On 13 October, I presented a paper at the yearly Huizinga conference for PhD candidates. Due to the pandemic, the conference was held entirely online. My paper was entitled Familiar Foreigners. Poles through Dutch Eyes in the Seventeenth Century.
I discussed work in progress on the different ways in which the Dutch during the seventeenth century imagined the Polish people. Firstly, I analysed a variety of Dutch visualisations of ‘Poles’ and ‘Polishness’, ranging from engravings to gable stones and from paintings to ‘Polish’ stage costumes. While such representations were partly based on reality, a comparison with Dutch portraits of real Poles shows how these could break the mould. For whereas a Pole’s appearance was typically associated with the exoticism of the orient, and hardly differed from his Hungarian, Russian, or even Turkish counterparts, depictions of individuals could deviate from this pattern, as Poles navigated between ‘Eastern’ and ‘Western’ guises.

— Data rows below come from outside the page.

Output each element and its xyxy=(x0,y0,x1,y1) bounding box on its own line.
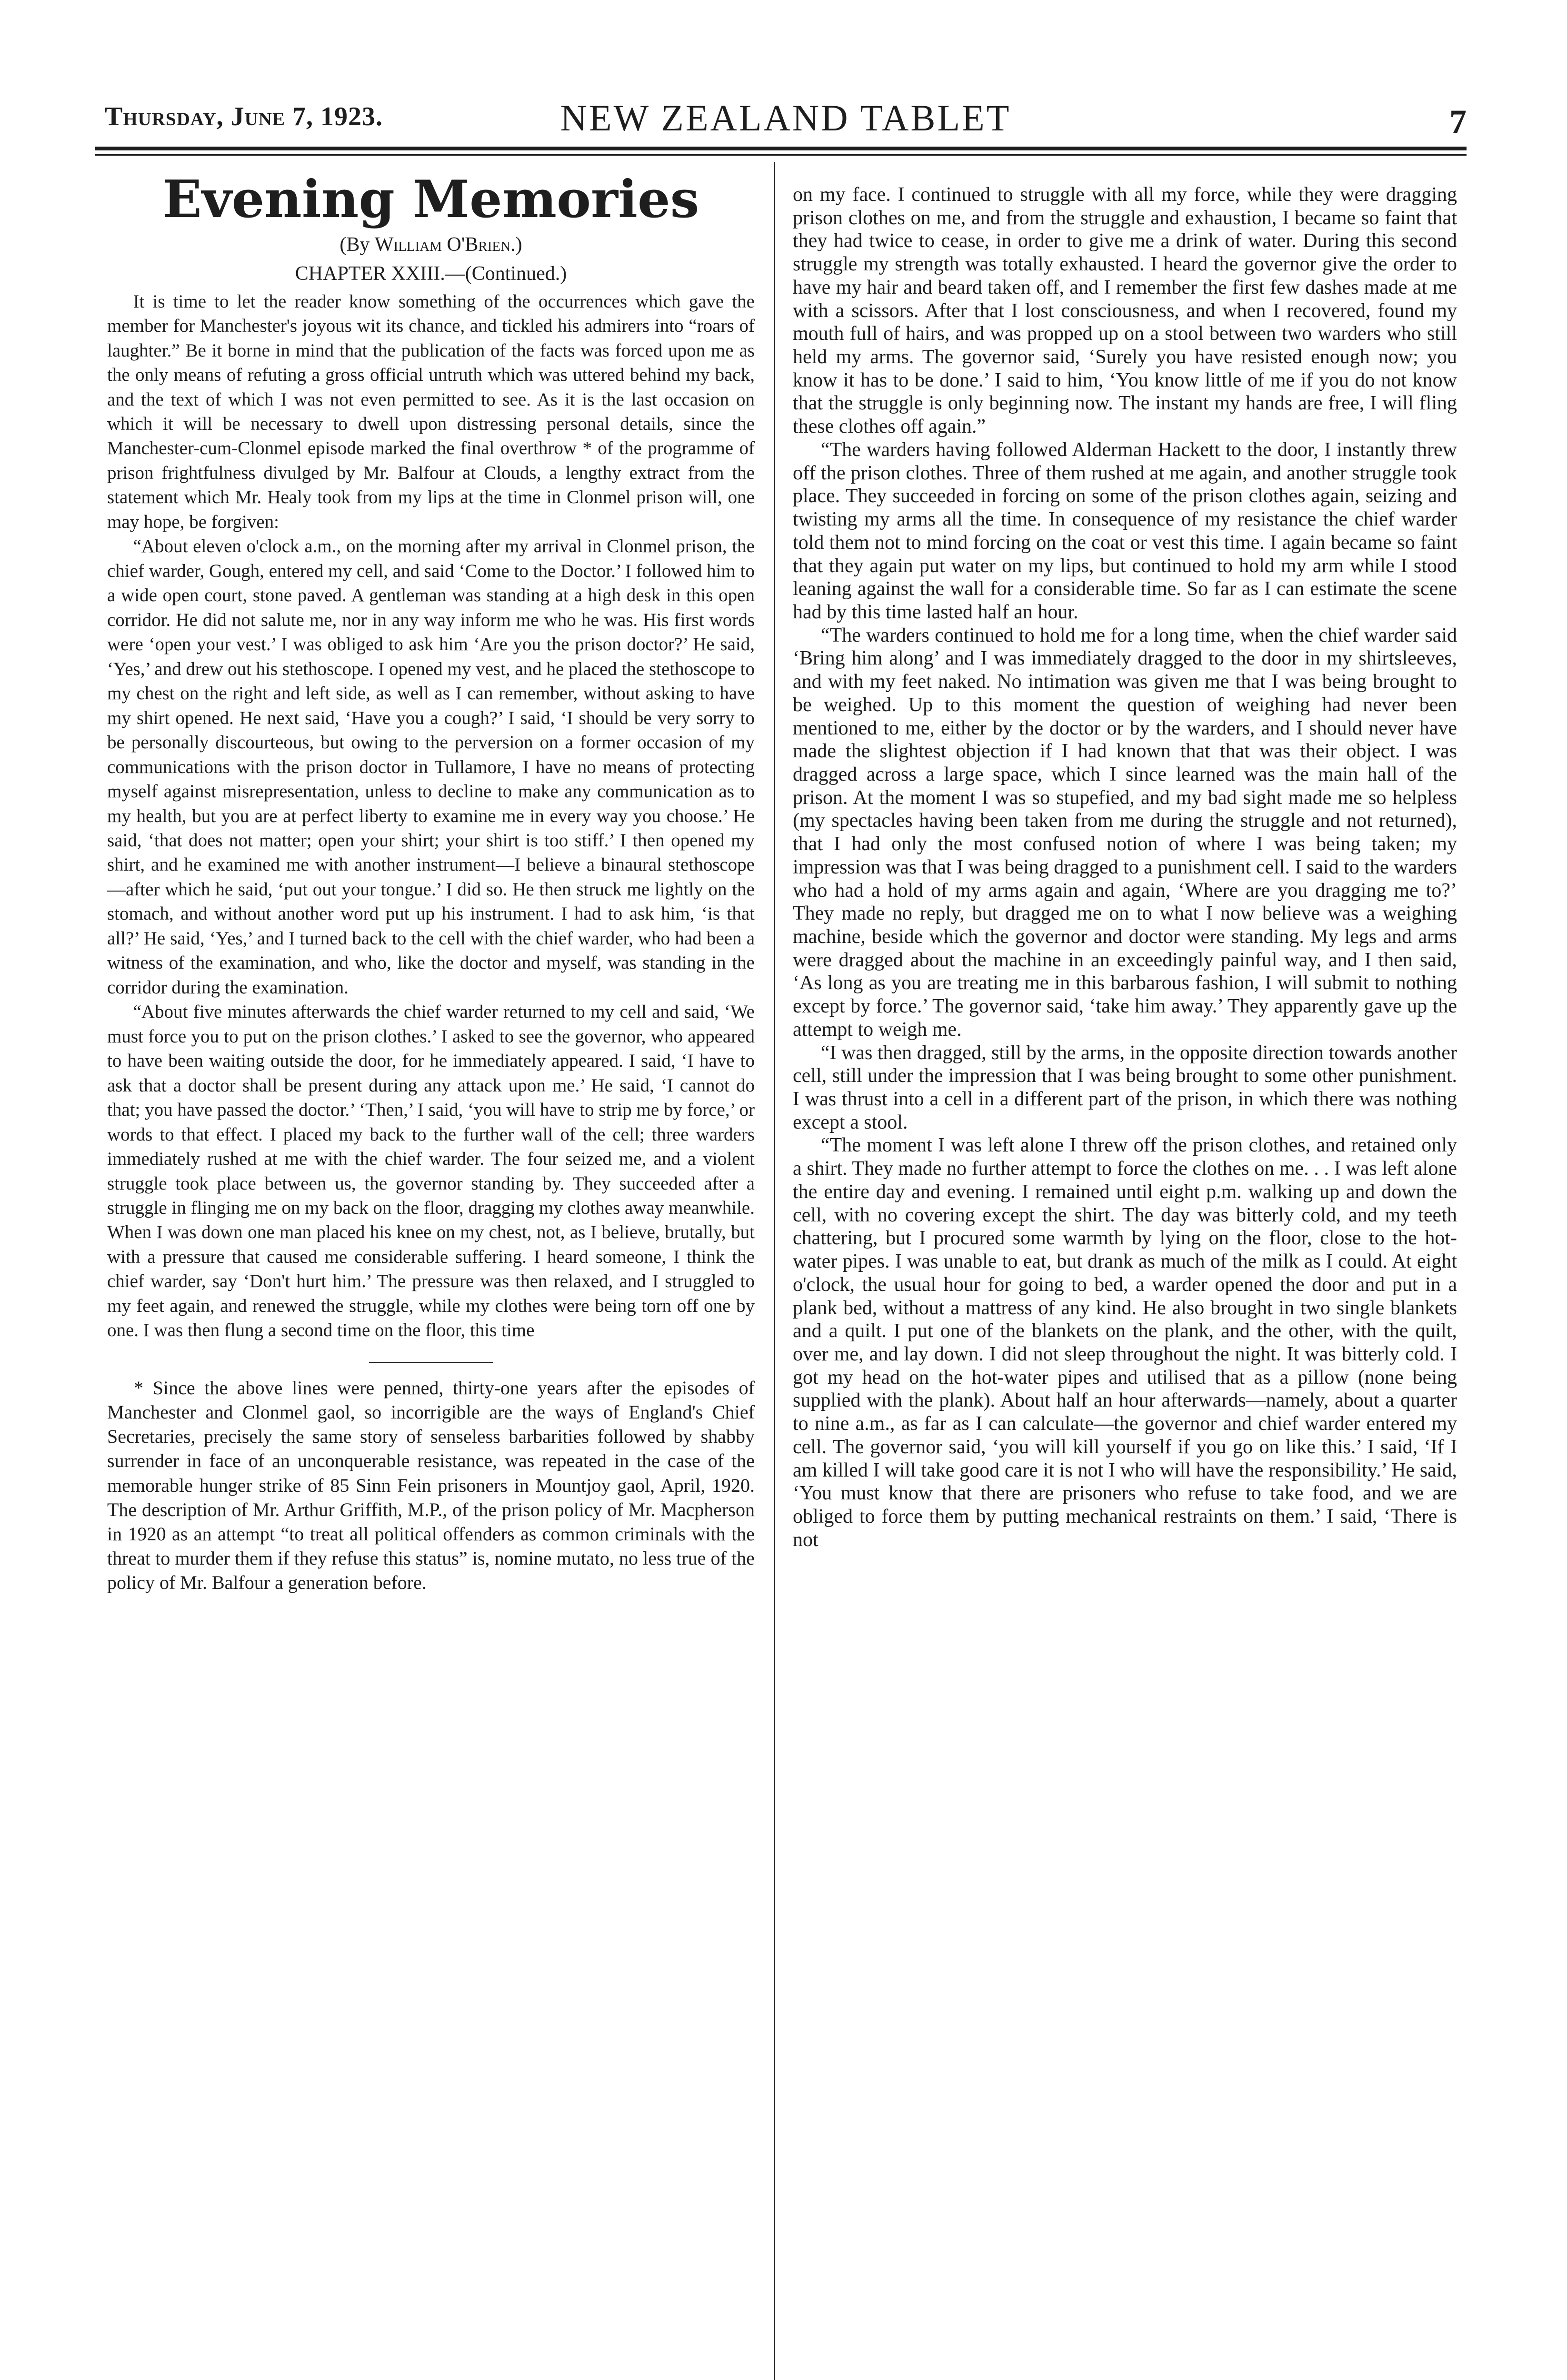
masthead xyxy=(105,93,1467,145)
issue-date: Thursday, June 7, 1923. xyxy=(105,102,383,131)
byline-prefix: (By xyxy=(339,233,370,256)
right-paragraph: “The warders continued to hold me for a long time, when the chief warder said ‘Bring him along’ and I was immediately dragged to the door in my shirtsleeves, and with my feet naked. No intimation was given me that I was being brought to be weighed. Up to this moment the question of weighing had never been mentioned to me, either by the doctor or by the warders, and I should never have made the slightest objection if I had known that that was their object. I was dragged across a large space, which I since learned was the main hall of the prison. At the moment I was so stupefied, and my bad sight made me so helpless (my spectacles having been taken from me during the struggle and not returned), that I had only the most confused notion of where I was being taken; my impression was that I was being dragged to a punishment cell. I said to the warders who had a hold of my arms again and again, ‘Where are you dragging me to?’ They made no reply, but dragged me on to what I now believe was a weighing machine, beside which the governor and doctor were standing. My legs and arms were dragged about the machine in an exceedingly painful way, and I then said, ‘As long as you are treating me in this barbarous fashion, I will submit to nothing except by force.’ The governor said, ‘take him away.’ They apparently gave up the attempt to weigh me. xyxy=(793,624,1457,1041)
left-paragraph: “About five minutes afterwards the chief warder returned to my cell and said, ‘We must force you to put on the prison clothes.’ I asked to see the governor, who appeared to have been waiting outside the door, for he immediately appeared. I said, ‘I have to ask that a doctor shall be present during any attack upon me.’ He said, ‘I cannot do that; you have passed the doctor.’ ‘Then,’ I said, ‘you will have to strip me by force,’ or words to that effect. I placed my back to the further wall of the cell; three warders immediately rushed at me with the chief warder. The four seized me, and a violent struggle took place between us, the governor standing by. They succeeded after a struggle in flinging me on my back on the floor, dragging my clothes away meanwhile. When I was down one man placed his knee on my chest, not, as I believe, brutally, but with a pressure that caused me considerable suffering. I heard someone, I think the chief warder, say ‘Don't hurt him.’ The pressure was then relaxed, and I struggled to my feet again, and renewed the struggle, while my clothes were being torn off one by one. I was then flung a second time on the floor, this time xyxy=(107,1002,755,1341)
newspaper-title: NEW ZEALAND TABLET xyxy=(560,97,1011,139)
right-paragraph: on my face. I continued to struggle with all my force, while they were dragging prison clothes on me, and from the struggle and exhaustion, I became so faint that they had twice to cease, in order to give me a drink of water. During this second struggle my strength was totally exhausted. I heard the governor give the order to have my hair and beard taken off, and I remember the first few dashes made at me with a scissors. After that I lost consciousness, and when I recovered, found my mouth full of hairs, and was propped up on a stool between two warders who still held my arms. The governor said, ‘Surely you have resisted enough now; you know it has to be done.’ I said to him, ‘You know little of me if you do not know that the struggle is only beginning now. The instant my hands are free, I will fling these clothes off again.” xyxy=(793,184,1457,438)
chapter-heading: CHAPTER XXIII.—(Continued.) xyxy=(295,263,567,285)
masthead-rule-thick xyxy=(95,147,1467,150)
article-right-column xyxy=(793,183,1457,1551)
left-paragraph: “About eleven o'clock a.m., on the morning after my arrival in Clonmel prison, the chief warder, Gough, entered my cell, and said ‘Come to the Doctor.’ I followed him to a wide open court, stone paved. A gentleman was standing at a high desk in this open corridor. He did not salute me, nor in any way inform me who he was. His first words were ‘open your vest.’ I was obliged to ask him ‘Are you the prison doctor?’ He said, ‘Yes,’ and drew out his stethoscope. I opened my vest, and he placed the stethoscope to my chest on the right and left side, as well as I can remember, without asking to have my shirt opened. He next said, ‘Have you a cough?’ I said, ‘I should be very sorry to be personally discourteous, but owing to the perversion on a former occasion of my communications with the prison doctor in Tullamore, I have no means of protecting myself against misrepresentation, unless to decline to make any communication as to my health, but you are at perfect liberty to examine me in every way you choose.’ He said, ‘that does not matter; open your shirt; your shirt is too stiff.’ I then opened my shirt, and he examined me with another instrument—I believe a binaural stethoscope—after which he said, ‘put out your tongue.’ I did so. He then struck me lightly on the stomach, and without another word put up his instrument. I had to ask him, ‘is that all?’ He said, ‘Yes,’ and I turned back to the cell with the chief warder, who had been a witness of the examination, and who, like the doctor and myself, was standing in the corridor during the examination. xyxy=(107,536,755,998)
right-paragraph: “I was then dragged, still by the arms, in the opposite direction towards another cell, still under the impression that I was being brought to some other punishment. I was thrust into a cell in a different part of the prison, in which there was nothing except a stool. xyxy=(793,1041,1457,1133)
article-left-column xyxy=(107,171,755,1595)
left-paragraph: It is time to let the reader know something of the occurrences which gave the member for Manchester's joyous wit its chance, and tickled his admirers into “roars of laughter.” Be it borne in mind that the publication of the facts was forced upon me as the only means of refuting a gross official untruth which was uttered behind my back, and the text of which I was not even permitted to see. As it is the last occasion on which it will be necessary to dwell upon distressing personal details, since the Manchester-cum-Clonmel episode marked the final overthrow * of the programme of prison frightfulness divulged by Mr. Balfour at Clouds, a lengthy extract from the statement which Mr. Healy took from my lips at the time in Clonmel prison will, one may hope, be forgiven: xyxy=(107,291,755,532)
masthead-rule-thin xyxy=(95,154,1467,156)
right-paragraph: “The warders having followed Alderman Hackett to the door, I instantly threw off the prison clothes. Three of them rushed at me again, and another struggle took place. They succeeded in forcing on some of the prison clothes again, seizing and twisting my arms all the time. In consequence of my resistance the chief warder told them not to mind forcing on the coat or vest this time. I again became so faint that they again put water on my lips, but continued to hold my arm while I stood leaning against the wall for a considerable time. So far as I can estimate the scene had by this time lasted half an hour. xyxy=(793,438,1457,623)
byline-author: William O'Brien.) xyxy=(374,233,522,256)
footnote-separator xyxy=(369,1362,493,1363)
right-paragraph: “The moment I was left alone I threw off the prison clothes, and retained only a shirt. They made no further attempt to force the clothes on me. . . I was left alone the entire day and evening. I remained until eight p.m. walking up and down the cell, with no covering except the shirt. The day was bitterly cold, and my teeth chattering, but I procured some warmth by lying on the floor, close to the hot-water pipes. I was unable to eat, but drank as much of the milk as I could. At eight o'clock, the usual hour for going to bed, a warder opened the door and put in a plank bed, without a mattress of any kind. He also brought in two single blankets and a quilt. I put one of the blankets on the plank, and the other, with the quilt, over me, and lay down. I did not sleep throughout the night. It was bitterly cold. I got my head on the hot-water pipes and utilised that as a pillow (none being supplied with the plank). About half an hour afterwards—namely, about a quarter to nine a.m., as far as I can calculate—the governor and chief warder entered my cell. The governor said, ‘you will kill yourself if you go on like this.’ I said, ‘If I am killed I will take good care it is not I who will have the responsibility.’ He said, ‘You must know that there are prisoners who refuse to take food, and we are obliged to force them by putting mechanical restraints on them.’ I said, ‘There is not xyxy=(793,1134,1457,1551)
footnote: * Since the above lines were penned, thirty-one years after the episodes of Manchester and Clonmel gaol, so incorrigible are the ways of England's Chief Secretaries, precisely the same story of senseless barbarities followed by shabby surrender in face of an unconquerable resistance, was repeated in the case of the memorable hunger strike of 85 Sinn Fein prisoners in Mountjoy gaol, April, 1920. The description of Mr. Arthur Griffith, M.P., of the prison policy of Mr. Macpherson in 1920 as an attempt “to treat all political offenders as common criminals with the threat to murder them if they refuse this status” is, nomine mutato, no less true of the policy of Mr. Balfour a generation before. xyxy=(107,1377,755,1594)
page-number: 7 xyxy=(1449,103,1467,141)
article-title: Evening Memories xyxy=(162,169,699,229)
column-divider xyxy=(774,162,775,2380)
article-byline xyxy=(107,232,755,258)
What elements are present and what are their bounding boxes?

Secondly, I used several poems, travel accounts, and other sources to reconstruct the ways in which Dutch authors imagined Polish characters and customs. Typical Poles were identified as Sarmatians, a bellicose, brutal, and barbaric people, whose backward nature was shaped by the cold climate and severe living conditions of their homeland. However, these negative notions are challenged by several other sources, mainly Latin poems by Dutch authors in honour of their Polish friends. These compositions reveal that, despite the stereotypes, Dutch poets maintained and celebrated warm relations with Polish individuals in a variety of contexts, from scholarship to warfare to religion. Together, the visual and textual source material demonstrates that, through seventeenth-century Dutch eyes, Poles were familiar foreigners.